Three decades later, responding to the move in April 2014 to begin using water from the polluted Flint River, AFSCME Local 1600 president Sam Muma declared, “This is a good thing for the community. It will provide jobs” and make the city “self-sufficient.” Flint’s director of public works, Howard Croft, an African-American Democrat, declared that the move “marks the beginning of the new narrative of the city of Flint,” while Democratic Mayor Dayne Walling praised the decision as “an important day for us.”

These minor henchmen of the American financial elite have made their livelihoods peddling policies that have destroyed the lives of countless millions of families, led to hundreds of thousands of early deaths, and turned America into a country where most households are so poor they do not have enough cash to cover a $500 emergency expense.

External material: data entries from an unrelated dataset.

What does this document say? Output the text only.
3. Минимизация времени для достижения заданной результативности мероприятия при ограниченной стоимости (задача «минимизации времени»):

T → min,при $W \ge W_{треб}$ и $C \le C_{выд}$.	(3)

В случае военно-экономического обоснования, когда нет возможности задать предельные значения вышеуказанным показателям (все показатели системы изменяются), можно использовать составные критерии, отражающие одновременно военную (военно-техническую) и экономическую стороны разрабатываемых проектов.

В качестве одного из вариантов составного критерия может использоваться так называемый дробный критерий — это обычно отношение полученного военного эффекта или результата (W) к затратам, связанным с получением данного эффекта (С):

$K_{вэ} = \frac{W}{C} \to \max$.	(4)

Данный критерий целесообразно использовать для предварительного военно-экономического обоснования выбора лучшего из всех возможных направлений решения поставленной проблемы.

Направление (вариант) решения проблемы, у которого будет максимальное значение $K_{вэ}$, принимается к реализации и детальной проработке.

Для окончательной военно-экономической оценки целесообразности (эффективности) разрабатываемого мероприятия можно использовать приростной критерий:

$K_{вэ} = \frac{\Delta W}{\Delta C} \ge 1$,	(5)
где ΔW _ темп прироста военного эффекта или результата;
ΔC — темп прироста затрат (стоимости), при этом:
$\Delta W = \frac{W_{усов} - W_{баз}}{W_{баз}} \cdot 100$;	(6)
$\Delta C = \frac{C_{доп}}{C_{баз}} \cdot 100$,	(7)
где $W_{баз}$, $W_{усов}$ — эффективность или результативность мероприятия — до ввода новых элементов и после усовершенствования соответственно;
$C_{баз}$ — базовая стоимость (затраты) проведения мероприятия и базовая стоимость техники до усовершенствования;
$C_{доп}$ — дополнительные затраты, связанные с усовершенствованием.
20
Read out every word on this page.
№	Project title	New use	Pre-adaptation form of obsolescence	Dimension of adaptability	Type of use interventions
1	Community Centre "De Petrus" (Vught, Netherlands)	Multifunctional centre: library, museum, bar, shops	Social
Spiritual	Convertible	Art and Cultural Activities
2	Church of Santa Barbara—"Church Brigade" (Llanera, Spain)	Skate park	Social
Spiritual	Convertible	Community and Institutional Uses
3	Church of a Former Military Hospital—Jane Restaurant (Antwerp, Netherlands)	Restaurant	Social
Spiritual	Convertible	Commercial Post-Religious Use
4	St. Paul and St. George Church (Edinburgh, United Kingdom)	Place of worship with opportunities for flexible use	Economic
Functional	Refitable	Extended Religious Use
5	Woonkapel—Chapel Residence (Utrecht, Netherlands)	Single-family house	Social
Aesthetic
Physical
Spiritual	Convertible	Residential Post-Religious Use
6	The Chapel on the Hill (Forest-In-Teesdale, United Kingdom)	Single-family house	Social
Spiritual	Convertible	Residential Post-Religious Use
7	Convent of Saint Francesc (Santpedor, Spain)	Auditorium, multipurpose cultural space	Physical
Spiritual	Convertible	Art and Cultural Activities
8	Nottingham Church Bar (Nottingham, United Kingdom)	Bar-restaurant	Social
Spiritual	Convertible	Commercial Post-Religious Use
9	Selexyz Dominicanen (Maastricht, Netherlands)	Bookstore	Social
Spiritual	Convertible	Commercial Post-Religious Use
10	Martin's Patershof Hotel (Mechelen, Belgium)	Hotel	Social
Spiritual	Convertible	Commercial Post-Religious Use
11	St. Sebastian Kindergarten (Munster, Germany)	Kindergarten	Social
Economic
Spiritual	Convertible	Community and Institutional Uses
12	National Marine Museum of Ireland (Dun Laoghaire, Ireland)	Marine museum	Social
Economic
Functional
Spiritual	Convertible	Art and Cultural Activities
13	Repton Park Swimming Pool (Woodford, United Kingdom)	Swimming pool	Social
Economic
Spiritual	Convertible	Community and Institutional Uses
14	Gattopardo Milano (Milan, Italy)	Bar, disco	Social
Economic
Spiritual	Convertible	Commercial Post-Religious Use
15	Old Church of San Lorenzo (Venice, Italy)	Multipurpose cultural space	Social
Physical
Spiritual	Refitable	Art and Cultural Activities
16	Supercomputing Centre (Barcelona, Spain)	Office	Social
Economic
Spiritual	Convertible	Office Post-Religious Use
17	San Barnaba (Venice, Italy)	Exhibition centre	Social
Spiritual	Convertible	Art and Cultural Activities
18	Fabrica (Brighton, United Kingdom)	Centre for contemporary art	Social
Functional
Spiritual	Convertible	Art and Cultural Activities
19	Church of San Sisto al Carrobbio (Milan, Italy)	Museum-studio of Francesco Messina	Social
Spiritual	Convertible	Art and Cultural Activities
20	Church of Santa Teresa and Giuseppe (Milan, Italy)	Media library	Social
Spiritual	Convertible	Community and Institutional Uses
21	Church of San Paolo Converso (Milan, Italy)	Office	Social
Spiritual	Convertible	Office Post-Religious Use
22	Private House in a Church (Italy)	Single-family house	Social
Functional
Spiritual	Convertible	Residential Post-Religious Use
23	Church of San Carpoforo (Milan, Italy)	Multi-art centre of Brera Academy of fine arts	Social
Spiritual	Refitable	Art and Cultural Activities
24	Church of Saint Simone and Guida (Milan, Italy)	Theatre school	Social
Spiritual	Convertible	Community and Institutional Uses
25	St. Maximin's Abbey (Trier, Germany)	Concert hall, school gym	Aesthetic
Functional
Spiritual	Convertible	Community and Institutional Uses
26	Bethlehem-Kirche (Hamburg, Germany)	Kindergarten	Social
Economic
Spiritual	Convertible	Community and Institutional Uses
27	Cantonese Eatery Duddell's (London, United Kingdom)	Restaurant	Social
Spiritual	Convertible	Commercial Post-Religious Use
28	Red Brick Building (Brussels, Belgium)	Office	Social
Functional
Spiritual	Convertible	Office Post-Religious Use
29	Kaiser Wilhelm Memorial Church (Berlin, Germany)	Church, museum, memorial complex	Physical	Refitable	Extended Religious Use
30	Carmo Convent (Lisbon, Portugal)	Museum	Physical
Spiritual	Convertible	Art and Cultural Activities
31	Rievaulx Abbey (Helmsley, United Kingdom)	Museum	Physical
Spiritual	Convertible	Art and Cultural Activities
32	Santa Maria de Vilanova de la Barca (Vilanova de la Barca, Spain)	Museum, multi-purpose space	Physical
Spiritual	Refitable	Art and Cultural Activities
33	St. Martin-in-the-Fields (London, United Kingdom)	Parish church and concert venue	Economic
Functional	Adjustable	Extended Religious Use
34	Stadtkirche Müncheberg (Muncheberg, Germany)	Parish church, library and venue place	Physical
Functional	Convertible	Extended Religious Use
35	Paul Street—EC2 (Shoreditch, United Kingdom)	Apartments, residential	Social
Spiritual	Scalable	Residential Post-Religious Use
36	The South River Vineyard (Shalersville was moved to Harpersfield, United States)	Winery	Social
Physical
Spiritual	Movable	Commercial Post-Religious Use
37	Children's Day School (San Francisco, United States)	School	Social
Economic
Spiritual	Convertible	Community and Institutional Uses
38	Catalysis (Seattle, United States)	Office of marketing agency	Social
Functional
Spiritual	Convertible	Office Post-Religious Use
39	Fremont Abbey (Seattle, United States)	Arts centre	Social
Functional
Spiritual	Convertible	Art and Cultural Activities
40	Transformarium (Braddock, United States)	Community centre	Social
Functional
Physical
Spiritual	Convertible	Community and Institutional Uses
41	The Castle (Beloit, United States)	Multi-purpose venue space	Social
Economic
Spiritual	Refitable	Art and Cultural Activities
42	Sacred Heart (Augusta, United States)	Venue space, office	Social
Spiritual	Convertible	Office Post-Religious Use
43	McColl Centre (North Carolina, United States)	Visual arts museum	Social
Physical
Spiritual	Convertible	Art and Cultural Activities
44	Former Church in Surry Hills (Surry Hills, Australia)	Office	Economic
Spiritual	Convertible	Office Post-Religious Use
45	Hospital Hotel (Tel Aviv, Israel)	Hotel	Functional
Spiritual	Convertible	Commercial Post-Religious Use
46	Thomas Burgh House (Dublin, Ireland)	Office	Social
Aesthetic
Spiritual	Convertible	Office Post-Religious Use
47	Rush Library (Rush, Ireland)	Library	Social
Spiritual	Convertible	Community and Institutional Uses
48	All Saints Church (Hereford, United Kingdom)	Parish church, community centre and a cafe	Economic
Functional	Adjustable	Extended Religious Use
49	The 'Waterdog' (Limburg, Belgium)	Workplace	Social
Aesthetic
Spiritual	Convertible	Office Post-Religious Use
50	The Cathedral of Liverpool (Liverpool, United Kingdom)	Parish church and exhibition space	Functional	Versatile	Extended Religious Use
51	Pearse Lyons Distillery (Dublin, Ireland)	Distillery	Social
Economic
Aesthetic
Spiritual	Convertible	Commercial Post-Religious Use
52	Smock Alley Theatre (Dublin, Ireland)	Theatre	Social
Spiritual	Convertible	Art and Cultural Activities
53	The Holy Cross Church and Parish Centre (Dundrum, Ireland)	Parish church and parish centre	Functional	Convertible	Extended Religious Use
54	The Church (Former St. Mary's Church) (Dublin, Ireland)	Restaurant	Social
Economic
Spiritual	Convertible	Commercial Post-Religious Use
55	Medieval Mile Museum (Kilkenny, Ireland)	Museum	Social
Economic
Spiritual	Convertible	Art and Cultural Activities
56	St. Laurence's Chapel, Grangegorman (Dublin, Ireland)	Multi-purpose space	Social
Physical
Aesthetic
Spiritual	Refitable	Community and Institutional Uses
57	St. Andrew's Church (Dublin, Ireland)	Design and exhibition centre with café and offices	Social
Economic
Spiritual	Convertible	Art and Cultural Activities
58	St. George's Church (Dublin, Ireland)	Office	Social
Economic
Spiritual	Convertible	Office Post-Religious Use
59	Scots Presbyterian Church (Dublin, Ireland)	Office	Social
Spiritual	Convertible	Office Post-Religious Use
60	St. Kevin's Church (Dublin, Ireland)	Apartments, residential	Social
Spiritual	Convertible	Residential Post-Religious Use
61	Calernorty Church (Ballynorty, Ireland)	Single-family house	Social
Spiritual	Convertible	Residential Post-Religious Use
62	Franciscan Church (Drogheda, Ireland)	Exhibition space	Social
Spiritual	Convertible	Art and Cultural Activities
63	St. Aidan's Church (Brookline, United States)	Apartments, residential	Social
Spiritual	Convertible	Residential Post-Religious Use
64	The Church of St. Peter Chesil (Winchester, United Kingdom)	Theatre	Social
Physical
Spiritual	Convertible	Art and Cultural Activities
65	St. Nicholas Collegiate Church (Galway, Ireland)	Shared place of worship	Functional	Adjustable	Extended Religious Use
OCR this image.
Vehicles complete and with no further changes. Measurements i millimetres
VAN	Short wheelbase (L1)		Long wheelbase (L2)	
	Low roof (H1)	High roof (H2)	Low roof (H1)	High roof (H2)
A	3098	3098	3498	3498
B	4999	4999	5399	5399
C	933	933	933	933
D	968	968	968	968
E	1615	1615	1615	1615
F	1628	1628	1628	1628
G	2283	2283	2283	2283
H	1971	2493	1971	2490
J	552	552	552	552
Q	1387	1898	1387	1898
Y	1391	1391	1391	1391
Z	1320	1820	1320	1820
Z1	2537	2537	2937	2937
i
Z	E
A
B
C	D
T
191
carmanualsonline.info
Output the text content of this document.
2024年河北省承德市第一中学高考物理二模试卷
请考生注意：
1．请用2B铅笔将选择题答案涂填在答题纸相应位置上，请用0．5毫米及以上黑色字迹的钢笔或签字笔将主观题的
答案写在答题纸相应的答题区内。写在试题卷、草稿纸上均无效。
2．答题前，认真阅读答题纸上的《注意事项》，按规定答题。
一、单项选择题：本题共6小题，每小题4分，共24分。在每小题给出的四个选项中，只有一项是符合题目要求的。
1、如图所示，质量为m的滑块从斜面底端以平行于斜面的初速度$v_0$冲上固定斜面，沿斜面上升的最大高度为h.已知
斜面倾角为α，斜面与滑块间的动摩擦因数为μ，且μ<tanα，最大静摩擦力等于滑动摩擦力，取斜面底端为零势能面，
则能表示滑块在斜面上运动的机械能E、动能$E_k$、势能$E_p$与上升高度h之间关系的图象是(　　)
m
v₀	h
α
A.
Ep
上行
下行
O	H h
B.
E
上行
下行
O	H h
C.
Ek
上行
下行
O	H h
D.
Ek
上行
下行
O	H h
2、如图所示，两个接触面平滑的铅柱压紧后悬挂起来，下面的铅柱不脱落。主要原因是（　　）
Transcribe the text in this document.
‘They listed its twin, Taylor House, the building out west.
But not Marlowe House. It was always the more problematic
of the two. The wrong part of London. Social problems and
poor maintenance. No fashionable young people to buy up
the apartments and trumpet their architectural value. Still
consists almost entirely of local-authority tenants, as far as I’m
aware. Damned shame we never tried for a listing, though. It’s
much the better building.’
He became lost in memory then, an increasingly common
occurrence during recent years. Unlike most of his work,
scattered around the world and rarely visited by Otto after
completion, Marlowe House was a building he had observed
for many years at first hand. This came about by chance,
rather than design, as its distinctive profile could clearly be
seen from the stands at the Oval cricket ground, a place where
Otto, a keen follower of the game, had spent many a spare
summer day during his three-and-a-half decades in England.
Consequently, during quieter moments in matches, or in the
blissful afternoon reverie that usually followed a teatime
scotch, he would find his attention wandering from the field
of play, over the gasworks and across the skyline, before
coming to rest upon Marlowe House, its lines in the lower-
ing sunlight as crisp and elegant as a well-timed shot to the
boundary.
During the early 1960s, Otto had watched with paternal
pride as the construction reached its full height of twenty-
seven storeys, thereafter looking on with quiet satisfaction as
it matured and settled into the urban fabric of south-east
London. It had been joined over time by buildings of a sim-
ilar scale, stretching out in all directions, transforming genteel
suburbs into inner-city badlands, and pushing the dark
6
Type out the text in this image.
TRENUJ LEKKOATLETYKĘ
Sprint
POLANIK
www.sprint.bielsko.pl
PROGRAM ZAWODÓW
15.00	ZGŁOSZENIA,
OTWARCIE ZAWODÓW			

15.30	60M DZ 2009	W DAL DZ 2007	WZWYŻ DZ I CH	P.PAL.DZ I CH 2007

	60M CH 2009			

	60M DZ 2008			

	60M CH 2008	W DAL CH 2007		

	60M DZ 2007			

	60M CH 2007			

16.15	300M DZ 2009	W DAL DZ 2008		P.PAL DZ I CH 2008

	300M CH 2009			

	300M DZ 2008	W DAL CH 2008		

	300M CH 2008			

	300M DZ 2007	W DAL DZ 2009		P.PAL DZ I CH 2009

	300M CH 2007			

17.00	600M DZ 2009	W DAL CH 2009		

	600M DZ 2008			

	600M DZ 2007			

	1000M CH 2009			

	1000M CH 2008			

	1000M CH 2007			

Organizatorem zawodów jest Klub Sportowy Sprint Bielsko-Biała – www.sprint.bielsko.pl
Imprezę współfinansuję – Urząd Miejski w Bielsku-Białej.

The conscious policy of deindustrialization begun in the late 1970s, which reduced cities throughout the country to rubble, was aimed at extracting trillions of dollars from American workers by slashing wages, raiding pensions and selling off assets. But more than pure greed was involved in these sociopathic measures. Flint was the scene of the powerful sit-down strike of 1936-37 and a symbol of the independent strength of the American working class. Its destruction was a form of cruel vengeance extracted by the ruling elite.

Legend has it that when the ancient Romans sacked the city of Carthage, in addition to razing it to the ground, they salted the earth so that nothing would grow there again. This was done as retaliation for the defeats they had suffered at the hands of their great enemy, Hannibal.

That story, describing the actions of a people who were among the cruelest in history, is as far as we can tell not true. But the American ruling class, filled with bitter hatred of the workers of Flint, not only reduced the city’s factories to rubble and its children to poverty, but poisoned its water supply.

The disaster in Flint reveals the nature of the sociopaths and murderers among America’s billionaire financial oligarchs and their hired politicians and functionaries. The only way to reverse the decades of social destruction that they have wrought, and ensure a decent life for America’s workers, is to confiscate the ill-gotten billions of the financial oligarchy, seize the major corporations, and reorganize society on a socialist basis.